En France, toute le monde a kiffé le dernier Spike Lee, beaucoup on aimé Get Out, mais comme on n'a pas de "leaders noirs", tout ce que ce pays compte d'afro-antillais ne lui fera pas bien peur puisqu'ils ne se mobiliseront jamais - comme personne n'a bougé à part le PS, dirigé à l'époque par Harlem Désir - pour défendre Taubira quand elle était attaquée par ces racistes de la Manif pour Tous. Et puis si jamais ils bougent, il s'en trouvera des esprits intelligents pour gueuler au "communautarisme"...
Ils pourraient pourtant dire qu'en matière de "prénom" nous, les nègres, on en connaît un rayon. Nos ancêtres déportés dans les colonies d'Amérique ont été contraint de porter d'autres noms et ça s'est probablement fait à coups de fouet comme Kunta Kinte qui n'a jamais voulu oublier qu'il ne s'appelait pas Tobie. Mais "c'est un détail de l'Histoire". "Et puis les Arabes ont fait aussi dans l'esclavage"...
Dans une société, si l'entresoi des uns se construit "contre" l'entresoi des autres, il ne faudra pas venir pleurer quand toute l'ignorance ainsi produite fera des dégâts.

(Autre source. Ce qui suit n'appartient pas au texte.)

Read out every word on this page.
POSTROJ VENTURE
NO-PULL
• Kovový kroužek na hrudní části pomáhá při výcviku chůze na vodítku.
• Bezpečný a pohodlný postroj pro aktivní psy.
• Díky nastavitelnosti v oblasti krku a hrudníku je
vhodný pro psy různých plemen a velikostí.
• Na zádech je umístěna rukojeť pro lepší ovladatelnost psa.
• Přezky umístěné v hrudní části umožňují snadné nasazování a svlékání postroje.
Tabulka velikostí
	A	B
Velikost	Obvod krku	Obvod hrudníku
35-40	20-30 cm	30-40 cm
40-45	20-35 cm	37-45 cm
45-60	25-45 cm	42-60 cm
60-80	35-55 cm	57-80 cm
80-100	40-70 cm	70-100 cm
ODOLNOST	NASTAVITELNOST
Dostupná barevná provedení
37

Alors après ce coup de gueule, il faut probablement faire des propositions concrètes. Il faut combattre Zemmour politiquement, le réduire au silence médiatiquement, ne pas lui céder un pouce de terrain car pendant que les belles âmes de gauche s'indignent, mais s'abstiennent, les autres eux, ils votent !
Et puis, gueuler contre Zemmour quand les plumes de Valeurs actuelles squattent BFM TV, LCI, CNews et je ne sais quoi d'autres, ça ne sert pas à grand chose !
Zemmour a raison, ses opposants, pour le moment sont inoffensifs ! Il aurait tort de se priver. Bon, en attendant la prochaine polémique qui fera le buzz, bon week-end.